Published February 08, 2012
Shares of Wyndham Worldwide (WYN) hit an all-time high on Wednesday after the hotel operator reported a fourth-quarter profit that topped estimates and lifted its fiscal earnings view.
Revenue for the Parsippany, N.J.-based company climbed 7% year-over-year to $1 billion, matching Wall Street’s view, while earnings fell to $73 million, or 37 cents a share, but beat average analyst estimates.
Excluding one-time items, Wyndham said it earned 47 cents, trumping the 44 cents predicted by analysts on average in a Thomson Reuters poll.
Shares of the hotel chain climbed more than 5% Wednesday to a high of $43.13.
The gains were led by a 5% increase in revenue per available room, known as RevPAR, as well as sales related to the newly opened Wyndham Grand hotel in Orlando, and 10% growth in vacation rental revenues.

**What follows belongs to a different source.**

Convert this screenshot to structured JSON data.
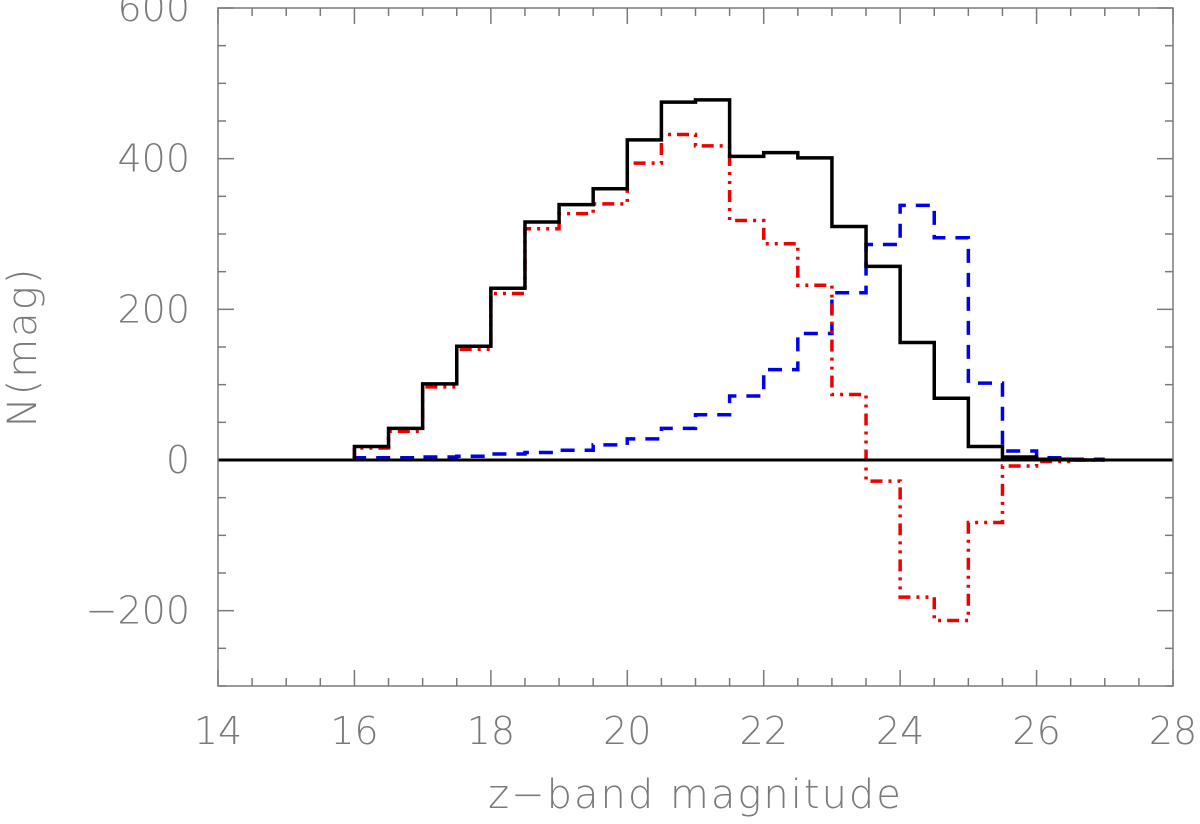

Vacation ownership sales climbed 6% to $527 million.
"In an environment of ongoing economic uncertainty, our businesses continued to execute at a high level,” Wyndham CEO Stephen Holmes said in a statement.
Reflecting the company’s own optimism and confidence, its board authorized a 53% increase in quarterly cash dividend to 23 cents from 15 cents, starting in the first quarter. It also lifted its fiscal guidance to a range of $2.85 to $3 a share from its earlier forecast of $2.72 to $2.82.
The company expects to post between $4.4 billion and $4.6 billion in sales during 2012. Wall Street is looking for sales of $4.46 billion.